Dalam Belabar kali ini, Om Salim mengawalinya dengan meminta semua peserta untuk memikirkan dan menulis "tiga hal yang diinginkan dalam hidup ini; tiga hal yang ditakuti atau yang tak diinginkan; kebaikan yang kita terima dari orang lain; dan kebajikan yang kita berikan untuk orang lain." Untuk tiga hal yang diinginkan dan tiga hal yang tak diinginkan, semua respons dari tiap peserta kemudian dikelompokkan berdasarkan kesamaan. Dari hasil respons, ternyata poin yang menyangkut hubungan dengan orang lain banyak disebut misalnya hubungan dengan orang tua, keluarga, anak, teman, pasangan, aktivitas sosial, dan sebagainya. Rata-rata yang diinginkan dalam suatu relationships adalah hubungan yang baik dan harmonis dengan orang lain, bisa berkomunikasi, memiliki pasangan yang sesuai, dan sebagainya. Dan hal-hal yang tak diinginkan misalnya permusuhan, perpisahan, pasangan tidak sesuai, hubungan yang tidak harmonis, dan sebagainya.

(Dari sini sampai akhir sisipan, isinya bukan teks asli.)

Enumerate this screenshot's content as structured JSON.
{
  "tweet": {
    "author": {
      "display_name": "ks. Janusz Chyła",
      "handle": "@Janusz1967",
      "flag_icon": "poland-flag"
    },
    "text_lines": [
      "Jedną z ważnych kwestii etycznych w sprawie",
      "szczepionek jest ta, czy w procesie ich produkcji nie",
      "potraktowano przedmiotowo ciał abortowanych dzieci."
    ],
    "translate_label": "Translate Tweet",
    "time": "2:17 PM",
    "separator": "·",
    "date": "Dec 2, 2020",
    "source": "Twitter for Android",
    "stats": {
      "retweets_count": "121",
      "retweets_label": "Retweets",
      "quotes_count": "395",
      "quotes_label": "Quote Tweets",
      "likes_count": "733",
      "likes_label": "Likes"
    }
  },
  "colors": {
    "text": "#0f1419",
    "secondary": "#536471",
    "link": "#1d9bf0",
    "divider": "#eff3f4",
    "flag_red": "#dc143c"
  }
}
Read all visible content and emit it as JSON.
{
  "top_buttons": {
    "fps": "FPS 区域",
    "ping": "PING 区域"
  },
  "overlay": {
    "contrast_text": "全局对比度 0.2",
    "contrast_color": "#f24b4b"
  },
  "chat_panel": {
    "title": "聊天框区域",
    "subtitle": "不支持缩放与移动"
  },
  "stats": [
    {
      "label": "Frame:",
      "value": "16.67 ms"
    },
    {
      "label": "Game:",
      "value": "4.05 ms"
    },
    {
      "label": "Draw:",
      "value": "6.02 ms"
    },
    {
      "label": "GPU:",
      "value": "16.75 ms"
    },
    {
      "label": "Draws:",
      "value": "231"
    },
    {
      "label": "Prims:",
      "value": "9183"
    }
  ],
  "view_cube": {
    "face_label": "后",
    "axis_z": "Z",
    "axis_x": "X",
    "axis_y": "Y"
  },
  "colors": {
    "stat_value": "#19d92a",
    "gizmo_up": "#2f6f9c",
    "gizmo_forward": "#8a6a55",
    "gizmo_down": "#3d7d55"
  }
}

Selain mengenai hubungan, respons yang masuk juga dikelompokkan dalam hal kepemilikan materi dimana yang diinginkan adalah: memiliki kekayaan, rumah, makanan yang cukup, bisa ke luar negeri, pekerjaan yang baik, bebas dari masalah finansial dan sebagainya. Dan hal-hal yang tak diinginkan adalah tidak ada uang, kehidupan miskin, kegagalan dalam mata pencaharian dan sebagainya. Kelompok terakhir berkaitan dengan mental dan spiritual, untuk ini hal-hal yang diinginkan adalah meningkatkan kapasitas mental, bisa aware dalam setiap gejolak, menerima segala sesuatu apa adanya, ketemu Buddhadharma, ingat untuk praktik Buddhadharma, berani menghadapi kenyataan, bebas dari kemarahan, menikmati hidup dengan bahagia, melihat semua makhluk bahagia, menjadi orang yang lebih baik dan sebagainya. Dan hal-hal yang tak diinginkan adalah tidak bisa mengatasi reaksi emosi, menjadi orang yang tidak baik, mengulangi kesalahan, malas dan tidak disiplin, senang melihat penderitaan makhluk lain dan sebagainya.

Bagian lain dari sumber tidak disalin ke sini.